PATHPING (Windows 2000)
Trace route and provide network latency and packet loss for each router and link in the path.
PATHPING [-n] [-h max_hops] [-g host_list] [-p period]
[-q num_queries] [-w timeout] [-t] [-R] [-r] target_name
-n Don't resolve addresses to hostnames
-h max_hops Max number of hops to search, default=30
-g host_list Loose source route along host-list
up to 9 hosts in dotted decimal notation, separated by spaces.
-p period Wait between pings, default=250 (milliseconds)
-q num_queries Number of queries per hop, default=100
-w timeout Wait timeout for each reply, default is 3000 (milliseconds)
-T Test each hop with Layer-2 priority tags (QoS connectivity)
-R Test if each hop is Resource Reservation Protocol (RSVP) aware
All parameters are Case-Sensitive
Pathping is invaluable for determining which routers or subnets may be having network problems - it displays the degree of packet loss at any given router or link.
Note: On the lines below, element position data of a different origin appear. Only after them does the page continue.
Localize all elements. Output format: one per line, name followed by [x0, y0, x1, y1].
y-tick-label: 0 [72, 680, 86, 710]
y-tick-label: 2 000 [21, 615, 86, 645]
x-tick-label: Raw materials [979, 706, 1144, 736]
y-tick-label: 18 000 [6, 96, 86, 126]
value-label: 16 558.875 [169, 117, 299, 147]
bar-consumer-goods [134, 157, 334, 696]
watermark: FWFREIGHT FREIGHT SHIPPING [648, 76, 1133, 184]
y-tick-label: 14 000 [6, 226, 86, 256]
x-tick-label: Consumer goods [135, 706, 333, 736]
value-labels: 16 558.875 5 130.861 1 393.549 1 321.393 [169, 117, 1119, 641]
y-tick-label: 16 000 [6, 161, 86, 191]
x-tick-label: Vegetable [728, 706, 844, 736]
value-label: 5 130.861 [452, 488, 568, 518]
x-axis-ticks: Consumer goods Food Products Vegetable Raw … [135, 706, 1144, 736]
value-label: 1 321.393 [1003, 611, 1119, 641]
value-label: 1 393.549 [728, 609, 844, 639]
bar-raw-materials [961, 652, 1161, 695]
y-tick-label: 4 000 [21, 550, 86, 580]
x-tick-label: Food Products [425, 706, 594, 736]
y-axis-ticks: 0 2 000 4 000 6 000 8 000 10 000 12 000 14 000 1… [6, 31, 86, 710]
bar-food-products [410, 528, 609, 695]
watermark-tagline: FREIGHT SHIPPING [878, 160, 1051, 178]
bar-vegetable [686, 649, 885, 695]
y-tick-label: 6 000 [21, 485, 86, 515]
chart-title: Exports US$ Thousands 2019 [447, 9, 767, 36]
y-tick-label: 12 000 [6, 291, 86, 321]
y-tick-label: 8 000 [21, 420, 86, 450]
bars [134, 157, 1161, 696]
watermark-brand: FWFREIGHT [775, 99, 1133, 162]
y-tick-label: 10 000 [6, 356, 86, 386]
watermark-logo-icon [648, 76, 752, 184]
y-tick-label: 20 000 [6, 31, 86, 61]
Pathping sends multiple Echo Request messages to each router between a source and destination over a period of time and computes aggregate results based on the packets returned from each router.
Pathping performs the equivalent of the tracert command by identifying which routers are on the path.
To avoid network congestion and to minimize the effect of burst losses, pings should be sent at a sufficiently slow pace (not too frequently.)
When -p is specified, pings are sent individually to each intermediate hop. When -w is specified, multiple pings can be sent in parallel. It's therefore possible to choose a Timeout parameter that is less than the wait Period * Number of hops.
Like tracert PathPing uses Internet Control Message Protocol (ICMP) over TCP/IP. Many firewalls will block ICMP traffic by default. If an attacker is able to forge ICMP redirect packets, he or she can alter the routing tables on the host and possibly subvert the security of the host by causing traffic to flow via a path you didn't intend.